Syirik dan Khurafat: Kotoran Akidah yang Mematikan
Sebelum membahas kepemimpinan, penting untuk mendefinisikan musuh utama akidah: syirik dan khurafat. Secara singkat, khurafat adalah keyakinan, cerita, atau praktik takhayul yang disisipkan ke dalam agama tanpa dasar dalil yang sahih, seperti percaya pada hari sial, jimat, atau ritual di kuburan yang menyimpang. Sementara syirik—terutama syirik akbar—adalah menyekutukan Allah dalam hal yang menjadi kekhususan-Nya, seperti menyembelih untuk jin, meminta kepada kuburan, atau meyakini dukun bisa mengetahui yang ghaib tanpa izin Allah.

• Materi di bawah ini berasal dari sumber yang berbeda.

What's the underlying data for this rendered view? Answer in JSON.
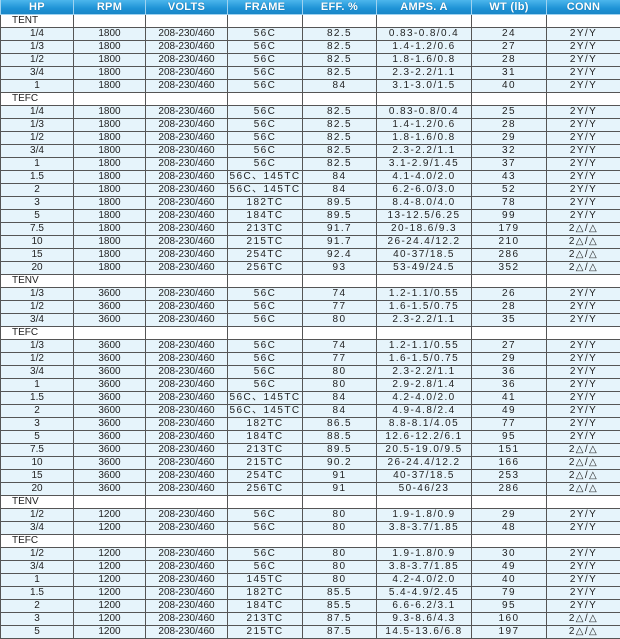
{
  "headers": [
    "HP",
    "RPM",
    "VOLTS",
    "FRAME",
    "EFF.  %",
    "AMPS.  A",
    "WT  (lb)",
    "CONN"
  ],
  "colors": {
    "header_bg": "#1e93d6",
    "row_bg": "#e6f4fb",
    "section_bg": "#ffffff"
  },
  "sections": [
    {
      "label": "TENT",
      "rows": [
        [
          "1/4",
          "1800",
          "208-230/460",
          "56C",
          "82.5",
          "0.83-0.8/0.4",
          "24",
          "2Y/Y"
        ],
        [
          "1/3",
          "1800",
          "208-230/460",
          "56C",
          "82.5",
          "1.4-1.2/0.6",
          "27",
          "2Y/Y"
        ],
        [
          "1/2",
          "1800",
          "208-230/460",
          "56C",
          "82.5",
          "1.8-1.6/0.8",
          "28",
          "2Y/Y"
        ],
        [
          "3/4",
          "1800",
          "208-230/460",
          "56C",
          "82.5",
          "2.3-2.2/1.1",
          "31",
          "2Y/Y"
        ],
        [
          "1",
          "1800",
          "208-230/460",
          "56C",
          "84",
          "3.1-3.0/1.5",
          "40",
          "2Y/Y"
        ]
      ]
    },
    {
      "label": "TEFC",
      "rows": [
        [
          "1/4",
          "1800",
          "208-230/460",
          "56C",
          "82.5",
          "0.83-0.8/0.4",
          "25",
          "2Y/Y"
        ],
        [
          "1/3",
          "1800",
          "208-230/460",
          "56C",
          "82.5",
          "1.4-1.2/0.6",
          "28",
          "2Y/Y"
        ],
        [
          "1/2",
          "1800",
          "208-230/460",
          "56C",
          "82.5",
          "1.8-1.6/0.8",
          "29",
          "2Y/Y"
        ],
        [
          "3/4",
          "1800",
          "208-230/460",
          "56C",
          "82.5",
          "2.3-2.2/1.1",
          "32",
          "2Y/Y"
        ],
        [
          "1",
          "1800",
          "208-230/460",
          "56C",
          "82.5",
          "3.1-2.9/1.45",
          "37",
          "2Y/Y"
        ],
        [
          "1.5",
          "1800",
          "208-230/460",
          "56C、145TC",
          "84",
          "4.1-4.0/2.0",
          "43",
          "2Y/Y"
        ],
        [
          "2",
          "1800",
          "208-230/460",
          "56C、145TC",
          "84",
          "6.2-6.0/3.0",
          "52",
          "2Y/Y"
        ],
        [
          "3",
          "1800",
          "208-230/460",
          "182TC",
          "89.5",
          "8.4-8.0/4.0",
          "78",
          "2Y/Y"
        ],
        [
          "5",
          "1800",
          "208-230/460",
          "184TC",
          "89.5",
          "13-12.5/6.25",
          "99",
          "2Y/Y"
        ],
        [
          "7.5",
          "1800",
          "208-230/460",
          "213TC",
          "91.7",
          "20-18.6/9.3",
          "179",
          "2△/△"
        ],
        [
          "10",
          "1800",
          "208-230/460",
          "215TC",
          "91.7",
          "26-24.4/12.2",
          "210",
          "2△/△"
        ],
        [
          "15",
          "1800",
          "208-230/460",
          "254TC",
          "92.4",
          "40-37/18.5",
          "286",
          "2△/△"
        ],
        [
          "20",
          "1800",
          "208-230/460",
          "256TC",
          "93",
          "53-49/24.5",
          "352",
          "2△/△"
        ]
      ]
    },
    {
      "label": "TENV",
      "rows": [
        [
          "1/3",
          "3600",
          "208-230/460",
          "56C",
          "74",
          "1.2-1.1/0.55",
          "26",
          "2Y/Y"
        ],
        [
          "1/2",
          "3600",
          "208-230/460",
          "56C",
          "77",
          "1.6-1.5/0.75",
          "28",
          "2Y/Y"
        ],
        [
          "3/4",
          "3600",
          "208-230/460",
          "56C",
          "80",
          "2.3-2.2/1.1",
          "35",
          "2Y/Y"
        ]
      ]
    },
    {
      "label": "TEFC",
      "rows": [
        [
          "1/3",
          "3600",
          "208-230/460",
          "56C",
          "74",
          "1.2-1.1/0.55",
          "27",
          "2Y/Y"
        ],
        [
          "1/2",
          "3600",
          "208-230/460",
          "56C",
          "77",
          "1.6-1.5/0.75",
          "29",
          "2Y/Y"
        ],
        [
          "3/4",
          "3600",
          "208-230/460",
          "56C",
          "80",
          "2.3-2.2/1.1",
          "36",
          "2Y/Y"
        ],
        [
          "1",
          "3600",
          "208-230/460",
          "56C",
          "80",
          "2.9-2.8/1.4",
          "36",
          "2Y/Y"
        ],
        [
          "1.5",
          "3600",
          "208-230/460",
          "56C、145TC",
          "84",
          "4.2-4.0/2.0",
          "41",
          "2Y/Y"
        ],
        [
          "2",
          "3600",
          "208-230/460",
          "56C、145TC",
          "84",
          "4.9-4.8/2.4",
          "49",
          "2Y/Y"
        ],
        [
          "3",
          "3600",
          "208-230/460",
          "182TC",
          "86.5",
          "8.8-8.1/4.05",
          "77",
          "2Y/Y"
        ],
        [
          "5",
          "3600",
          "208-230/460",
          "184TC",
          "88.5",
          "12.6-12.2/6.1",
          "95",
          "2Y/Y"
        ],
        [
          "7.5",
          "3600",
          "208-230/460",
          "213TC",
          "89.5",
          "20.5-19.0/9.5",
          "151",
          "2△/△"
        ],
        [
          "10",
          "3600",
          "208-230/460",
          "215TC",
          "90.2",
          "26-24.4/12.2",
          "166",
          "2△/△"
        ],
        [
          "15",
          "3600",
          "208-230/460",
          "254TC",
          "91",
          "40-37/18.5",
          "253",
          "2△/△"
        ],
        [
          "20",
          "3600",
          "208-230/460",
          "256TC",
          "91",
          "50-46/23",
          "286",
          "2△/△"
        ]
      ]
    },
    {
      "label": "TENV",
      "rows": [
        [
          "1/2",
          "1200",
          "208-230/460",
          "56C",
          "80",
          "1.9-1.8/0.9",
          "29",
          "2Y/Y"
        ],
        [
          "3/4",
          "1200",
          "208-230/460",
          "56C",
          "80",
          "3.8-3.7/1.85",
          "48",
          "2Y/Y"
        ]
      ]
    },
    {
      "label": "TEFC",
      "rows": [
        [
          "1/2",
          "1200",
          "208-230/460",
          "56C",
          "80",
          "1.9-1.8/0.9",
          "30",
          "2Y/Y"
        ],
        [
          "3/4",
          "1200",
          "208-230/460",
          "56C",
          "80",
          "3.8-3.7/1.85",
          "49",
          "2Y/Y"
        ],
        [
          "1",
          "1200",
          "208-230/460",
          "145TC",
          "80",
          "4.2-4.0/2.0",
          "40",
          "2Y/Y"
        ],
        [
          "1.5",
          "1200",
          "208-230/460",
          "182TC",
          "85.5",
          "5.4-4.9/2.45",
          "79",
          "2Y/Y"
        ],
        [
          "2",
          "1200",
          "208-230/460",
          "184TC",
          "85.5",
          "6.6-6.2/3.1",
          "95",
          "2Y/Y"
        ],
        [
          "3",
          "1200",
          "208-230/460",
          "213TC",
          "87.5",
          "9.3-8.6/4.3",
          "160",
          "2△/△"
        ],
        [
          "5",
          "1200",
          "208-230/460",
          "215TC",
          "87.5",
          "14.5-13.6/6.8",
          "197",
          "2△/△"
        ]
      ]
    }
  ]
}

Kedua hal ini bukanlah kesalahan kecil. Rasulullah ﷺ dengan tegas menyatakan dalam hadits shahih, “Barangsiapa menggantungkan tamimah (jimat), sungguh ia telah berbuat syirik.” Syirik adalah dosa terbesar yang menghapuskan pahala dan—jika pelakunya mati tanpa taubat—menjadikannya kekal di neraka (QS. An-Nisa: 48). Oleh karena itu, membersihkan diri dan masyarakat dari syirik dan khurafat adalah inti dari dakwah tauhid.
Bahaya Memilih Pemimpin yang Terindikasi Syirik
Ketika seorang figur terindikasi secara eksplisit melakukan, mendukung, atau membiarkan syirik dan khurafat—baik melalui praktik pribadi, kebijakan, atau dukungan terhadap kelompok penyembah kubur dan perdukunan—maka memilihnya menjadi ancaman serius bagi akidah umat. Bahaya tersebut dapat dirinci sebagai berikut:
1. Mendukung dan Mengokohkan Kemaksiatan Terbesar
Memilih seorang pemimpin yang dikenal melakukan syirik sama dengan memberikan legitimasi kekuasaan dan suara untuk mendirikan kemaksiatan terbesar di muka bumi. Ini bertentangan langsung dengan prinsip al-wala’ wal bara’ (loyalitas dan berlepas diri) yang mewajibkan seorang Muslim berlepas diri dari kesyirikan dan pelakunya. Loyalitas dalam Islam harus diberikan kepada Allah, Rasul-Nya, dan orang-orang beriman, bukan kepada pelaku syirik yang secara terang-terangan memerangi tauhid.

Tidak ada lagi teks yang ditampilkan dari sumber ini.